Son ami termina l'assiette et la lava. Il vint ensuite s'asseoir à côté de l'argenté.
« - A quoi tu penses ? »
Suga lui donna un bout de papier froissé. Il remarqua au début les larmes et les déchirures de ce papier, à l'image du cœur de Koushi à cet instant. Mais derrière, il réussi à décrypter le message.
« - Il m'a écrit ça le matin. Et moi je l'ai vu que le soir. »
Iwa comprit et hocha la tête. Il regarda un moment dans le vide, laissant un silence complet s'installa. Puis il se leva et mit le papier dans sa poche.
« - Tanaka m'a expliqué ce qui s'était passé. C'est quoi ton plan ? »
Koushi laissa un autre sourire sincère sur ses lèvres. Décidément, son ami était l'un des seuls qui pouvait se vanter de le faire sourire à ce moment.
« - Tu me connais à ce point ? C'est flippant tu ne penses pas ?
- Dit pas de conneries et déballe tout. Celui qui a tiré sur Daichi n'est pas le gars qu'il suivait, et il est toujours recherché. Personne n'a d'indices, le tireur le visait lui et pas un autre. Il avait sûrement un silencieux, parce que personne n'a rien entendu.
- Iwa, tu fais quoi là ?
- Je t'aide. Parce que je n'ai pas envie que tu te fasses tirer comme un lapin. J'ai déjà un ami dans un état critique, je n'ai pas envie de devoir lui annoncer à son réveil que son fiancé est mort.
- Fiancé ? Mais on n'est pas- oh merde. »
Iwa lui lança un sourire confiant et pointa le papier dans sa poche.
« - Tu ne lui diras pas que je l'ai balancé ? »
Koushi secoua la tête et se jeta au cou de son ami. Ainsi, Daichi comptait le demander en mariage ! C'était donc ça, la surprise qu'il lui réservait... Il était juste arrivé une demi-journée trop tard...
« - Pourquoi tu fais ça Iwa ?
- Si je ne t'avais rien dit, tu n'aurais pas voulu me suivre. Maintenant je sais que tu feras tout pour que Daichi te fasse sa demande en vrai, et pas par mon intermédiaire. »
Koushi se rassit, décidé.
« - Alors on fait quoi ? »
Ils passèrent la journée à travailler sur un plan d'attaque. Ils ne savaient pas qui est-ce qu'ils traquaient, ils leur manquaient des informations. A la tombée de la nuit, Iwa faussa compagnie à Suga, pour retourner chez lui.
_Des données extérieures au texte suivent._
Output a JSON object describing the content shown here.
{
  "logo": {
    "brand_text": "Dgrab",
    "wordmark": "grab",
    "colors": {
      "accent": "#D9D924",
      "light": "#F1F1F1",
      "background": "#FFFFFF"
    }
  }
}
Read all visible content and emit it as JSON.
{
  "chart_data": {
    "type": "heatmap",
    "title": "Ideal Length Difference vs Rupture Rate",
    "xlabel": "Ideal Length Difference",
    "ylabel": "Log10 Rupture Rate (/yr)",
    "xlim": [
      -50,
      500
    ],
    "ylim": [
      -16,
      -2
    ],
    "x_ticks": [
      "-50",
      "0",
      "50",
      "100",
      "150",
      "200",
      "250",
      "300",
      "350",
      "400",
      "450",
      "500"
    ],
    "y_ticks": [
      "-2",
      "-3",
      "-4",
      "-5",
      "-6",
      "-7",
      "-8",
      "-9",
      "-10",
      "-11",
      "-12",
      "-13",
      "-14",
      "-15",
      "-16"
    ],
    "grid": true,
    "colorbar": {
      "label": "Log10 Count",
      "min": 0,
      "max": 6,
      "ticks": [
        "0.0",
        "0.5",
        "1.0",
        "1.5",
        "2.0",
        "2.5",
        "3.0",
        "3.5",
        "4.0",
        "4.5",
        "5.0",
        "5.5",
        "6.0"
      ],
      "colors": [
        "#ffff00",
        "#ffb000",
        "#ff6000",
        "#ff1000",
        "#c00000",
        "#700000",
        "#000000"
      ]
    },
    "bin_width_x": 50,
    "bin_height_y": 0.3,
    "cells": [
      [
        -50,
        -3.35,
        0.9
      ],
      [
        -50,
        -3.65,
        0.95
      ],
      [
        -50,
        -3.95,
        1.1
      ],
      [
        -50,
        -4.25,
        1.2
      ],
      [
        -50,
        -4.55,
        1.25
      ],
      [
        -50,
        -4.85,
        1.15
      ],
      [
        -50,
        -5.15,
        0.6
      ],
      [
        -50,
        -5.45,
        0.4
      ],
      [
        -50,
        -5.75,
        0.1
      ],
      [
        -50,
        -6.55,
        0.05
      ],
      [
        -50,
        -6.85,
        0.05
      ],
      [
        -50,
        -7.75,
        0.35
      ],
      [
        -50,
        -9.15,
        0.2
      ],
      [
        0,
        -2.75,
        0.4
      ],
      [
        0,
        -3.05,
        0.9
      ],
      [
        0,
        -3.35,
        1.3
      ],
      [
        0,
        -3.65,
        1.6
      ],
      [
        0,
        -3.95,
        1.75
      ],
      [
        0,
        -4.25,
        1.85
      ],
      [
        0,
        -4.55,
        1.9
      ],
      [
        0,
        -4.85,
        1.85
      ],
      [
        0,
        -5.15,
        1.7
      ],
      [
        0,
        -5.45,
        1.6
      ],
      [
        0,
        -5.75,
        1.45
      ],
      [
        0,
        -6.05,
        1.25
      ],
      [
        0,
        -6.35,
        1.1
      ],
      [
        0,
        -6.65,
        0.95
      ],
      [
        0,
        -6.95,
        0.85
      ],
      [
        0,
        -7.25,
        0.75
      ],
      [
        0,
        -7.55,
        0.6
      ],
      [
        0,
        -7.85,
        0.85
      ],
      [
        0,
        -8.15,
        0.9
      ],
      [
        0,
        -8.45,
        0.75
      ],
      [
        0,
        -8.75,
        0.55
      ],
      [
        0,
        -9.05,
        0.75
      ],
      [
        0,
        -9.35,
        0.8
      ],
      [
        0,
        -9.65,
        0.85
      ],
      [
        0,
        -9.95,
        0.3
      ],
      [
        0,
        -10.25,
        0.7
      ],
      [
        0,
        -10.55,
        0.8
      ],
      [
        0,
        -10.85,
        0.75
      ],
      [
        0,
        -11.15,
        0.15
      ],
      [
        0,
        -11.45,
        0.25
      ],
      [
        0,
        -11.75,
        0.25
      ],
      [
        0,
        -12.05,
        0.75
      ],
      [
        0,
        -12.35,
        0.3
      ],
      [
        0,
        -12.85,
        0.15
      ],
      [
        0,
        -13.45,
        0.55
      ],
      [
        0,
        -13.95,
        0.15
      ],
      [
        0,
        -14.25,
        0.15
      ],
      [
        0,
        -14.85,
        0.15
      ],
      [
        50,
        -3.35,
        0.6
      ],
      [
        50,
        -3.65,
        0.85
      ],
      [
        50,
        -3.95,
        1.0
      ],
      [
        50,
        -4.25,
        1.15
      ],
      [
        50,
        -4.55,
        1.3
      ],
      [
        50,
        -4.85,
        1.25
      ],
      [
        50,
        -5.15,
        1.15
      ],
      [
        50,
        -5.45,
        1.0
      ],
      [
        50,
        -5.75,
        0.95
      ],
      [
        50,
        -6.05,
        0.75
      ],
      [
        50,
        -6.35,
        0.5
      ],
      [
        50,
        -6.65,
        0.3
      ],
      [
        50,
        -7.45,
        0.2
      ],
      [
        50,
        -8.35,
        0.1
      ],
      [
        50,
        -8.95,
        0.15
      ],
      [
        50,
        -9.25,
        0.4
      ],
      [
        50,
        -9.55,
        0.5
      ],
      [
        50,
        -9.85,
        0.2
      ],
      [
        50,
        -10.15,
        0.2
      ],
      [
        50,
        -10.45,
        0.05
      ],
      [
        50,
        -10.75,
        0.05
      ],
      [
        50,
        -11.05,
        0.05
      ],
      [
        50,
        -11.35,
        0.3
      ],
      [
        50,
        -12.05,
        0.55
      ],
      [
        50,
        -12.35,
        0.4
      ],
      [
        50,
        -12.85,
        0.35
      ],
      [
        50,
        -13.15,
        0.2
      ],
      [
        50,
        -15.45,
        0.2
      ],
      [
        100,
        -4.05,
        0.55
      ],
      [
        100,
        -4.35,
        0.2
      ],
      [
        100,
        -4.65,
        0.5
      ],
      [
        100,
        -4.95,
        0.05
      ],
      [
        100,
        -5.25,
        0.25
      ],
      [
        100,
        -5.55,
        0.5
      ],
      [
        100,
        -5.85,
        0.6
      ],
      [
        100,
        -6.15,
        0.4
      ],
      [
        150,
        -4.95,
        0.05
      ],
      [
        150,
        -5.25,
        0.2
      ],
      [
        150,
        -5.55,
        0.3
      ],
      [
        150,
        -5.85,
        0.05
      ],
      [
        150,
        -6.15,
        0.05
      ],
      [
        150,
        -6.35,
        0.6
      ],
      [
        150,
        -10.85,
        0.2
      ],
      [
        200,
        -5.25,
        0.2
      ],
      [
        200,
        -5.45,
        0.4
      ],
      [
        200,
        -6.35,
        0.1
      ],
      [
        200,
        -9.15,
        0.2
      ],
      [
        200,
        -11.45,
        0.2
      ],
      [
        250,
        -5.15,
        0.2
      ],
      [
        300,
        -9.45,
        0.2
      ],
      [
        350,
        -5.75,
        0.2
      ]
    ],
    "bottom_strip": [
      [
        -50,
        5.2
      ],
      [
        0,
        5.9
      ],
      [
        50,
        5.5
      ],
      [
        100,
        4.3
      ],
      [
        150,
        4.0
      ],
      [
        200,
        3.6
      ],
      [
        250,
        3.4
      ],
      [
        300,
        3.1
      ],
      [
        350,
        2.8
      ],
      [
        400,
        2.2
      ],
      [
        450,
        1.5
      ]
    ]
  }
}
« - C'est moi je suis rentré !
- Iwa-chan ! »
Oikawa lui sauta dessus, heureux de voir son homme rentrer. Tout en répondant à l'étreinte de son compagnon, Iwa songeait à l'après-midi qu'il venait de passer. Ça ne faisait aucun doute que Daichi ne se réveillerait peut-être jamais, et pourtant, il devait trouver un moyen pour faire tenir Suga.
« - T'as la tête ailleurs Iwa-chan.
- N'importe quoi. Oh tu as fait à manger ?
- Moui. »
Ils mangèrent dans une atmosphère légère, Oikawa racontant sa journée, Iwa écoutant en hochant la tête de temps en temps.
« - Iwa-chan, comment il allait ?
- Pas très bien. Il avait rien mangé et était déshydraté. Et dans un état pire que toi dans tes phases larvaires le lundi matin.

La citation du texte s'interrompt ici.